- 2026/09/17 07:10 掲載
ガートナーが警告「今後5年の最大課題」…AIエージェント「無秩序増殖」を防ぐ対策5選(2/2)
AIエージェント管理基盤が「最重要技術」になる理由
3つ目は「エージェントのアイデンティティや権限、ライフサイクルモデルを定義する」ことだ。ガートナーでは、エージェント管理の徹底に向け全エージェントへのアイデンティティの付与を推奨している。そこでのアイデンティティに対する要件が、不要になったエージェントを容易に廃棄できるよう、ライフサイクル管理に活用できることだ。
「それをアクセス管理にも利用し、不必要なデータアクセスを防ぐため、『期限付きかつ必要最小限のアクセス』のみ許可する仕組みを整備します。エージェントアイデンティティ製品の利用が本格化するのはこれからで、エージェント管理基盤としてここ数年で最重要技術の1つになるはずです」(ゴス氏)
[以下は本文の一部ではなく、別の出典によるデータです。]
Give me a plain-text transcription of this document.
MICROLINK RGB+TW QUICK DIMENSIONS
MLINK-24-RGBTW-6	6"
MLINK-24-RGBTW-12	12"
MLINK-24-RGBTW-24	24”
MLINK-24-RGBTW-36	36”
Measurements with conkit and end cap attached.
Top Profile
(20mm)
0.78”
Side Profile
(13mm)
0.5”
4つ目は「エージェント情報のガバナンスを構築する」ことだ。
AI利用において情報ガバナンスは重要だ。ガバナンスを欠いた情報は正確性に欠け、それを学習したAIが誤情報を含む価値の低いコンテンツを大量生産するAIスロップ(AI slop)を招く。また、AIに学習させるべき情報か否かの判断も困難で、データの過剰共有も生じやすい。
これらのリスクを軽減し、信頼できるデータアクセスを実現するためにも、情報ガバナンスへの投資を十分に行うべきとゴス氏は助言する。
AIを監視するだけでは足りない…最後の防波堤は「人の教育」
最後の5つ目のステップは「AIエージェントの動作を監視し、是正し、責任あるAI文化も醸成する」ことだ。AIエージェントは悪意あるプロンプトで乗っ取られるリスクがすでに確認されている。対応には、エージェントの動作監視、不正行動の兆候検知、必要に応じた停止などを行う仕組みの整備が必要であり、そこで活用を見込める製品も市場に登場しつつある。
一方で、ゴス氏が必要性を強調するのが「人の教育」だ。現状、多くの企業でサイバーセキュリティ研修は行われているものの、AIを安全に使うための研修はほとんど実施されていない。この点をゴス氏は懸念する。
「機密データの取り扱い方や、AIの成果物の検証方法など、AI利用に必要な知識習得にすぐにでも取りかかるべきです」(ゴス氏)
エージェントスプロールへの対応には、こうした広範な取り組みが必要だが、その支援に乗り出すベンダーも相次いでいるという。